I'll start with, I'm not an electrician. I have wired several different outlets and switches successfully though. Every one of these boxes seemingly have different wiring and this one has me perplexed.

I am replacing two switches in the same box. There are three black wires and three white. Previously, all three whites were 'capped' with tape. The hot wire and another black wire were connected to the left switch. They then had a - I'll say an 'independent' wire - attached to the hot which was then attached to the switch on the right. The switch on the left operates my porch light and right operates a light post in my yard.

I'm asking how I can get the right switch to operate without doing what they did with the extra wire.enter image description hereenter image description hereenter image description here

2 Answers 2


That extra wire was providing hot to the second switch. The preferred way to do this is to connect the hot wire to two short pieces of wire (“pigtails”) with a wirenut. Run these wires to the two switches.

Another way, which I would highly discourage, is to connect the hot to the screw terminal on one switch and the jumper into the backstab of that switch, using the internal metal of the switch to connect them. This is not recommended because many people have had problems with backstab terminal connections going bad.

By the way, I don’t like the unused neutrals being covered just with tape. You should use a wirenut on each. With a single wire, you don’t need to strip the end. Just screw it onto the insulation.


You don't. Wiring is not "designed neat" with all the right wires of all the right colors coming into the box.

If you had OCD that absolutely required that, then I suppose you could get a dual switch (2 switches on one yoke) that had a common side, then you could supply "always-hot" on the common side and each switched-hot to the 2 screws. And then you would get a coverplate for your switch on one side and blank on the other.

But still, the white wires would need to be put back together. They are not "spare" (nobody puts unnecessary wires in walls) or "capped" (they were tied together so they could do their job). The fact you don't know this, with seeing different boxes as different, objecting to the pigtail, and expecting colors and wire counts to cooperate -- says that you see the right things, just need the book knowledge to fill in the holes. For that, you need a well-rounded primer on the subject: and for that, I recommend an actual book. Go to the library and see what book feels most accessible to you, and devour one. Google cannot serve as a substitute because it only answers questions, and you need a primer to know which questions to ask.
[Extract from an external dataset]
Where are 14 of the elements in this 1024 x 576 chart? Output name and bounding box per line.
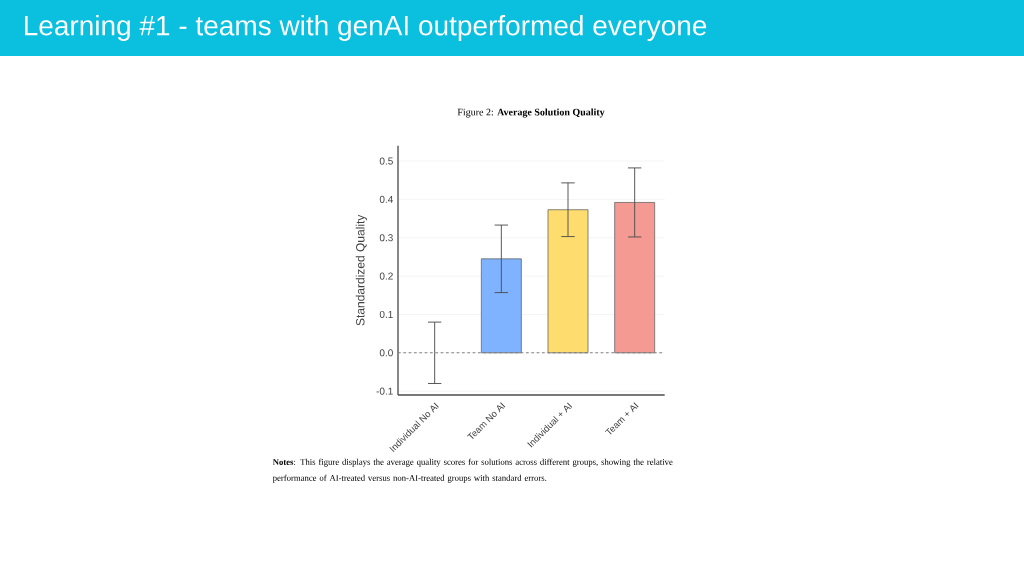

Once you're in the know, different things will bug you. You will want to know why the last guy didn't pigtail the always-hots on the switches. You'll want colored tape for marking wires by actual function, instead of taking the default manufactured colors.

Anyway, get a foot of black wire (solid, if in doubt #12) and a sampler pack of wire nuts. Ideal brand is electricians' choice.

  • Put a 6" pigtail on one screw on each switch.
  • wire nut all the neutrals together. If it falls off without tape, tighten more and use new wirenuts.
  • wire nut the two pigtails with the black wire from supply.
  • Mark the blacks to the lamps with colored tape (optional) and land them on the remaining screws on the switches.

Use screws, not stabs. When loosening screws, when they get about 3/16" out, they will start to resist turning. Stop: they are captive screws. Forcing them out wrecks the switch in many cases.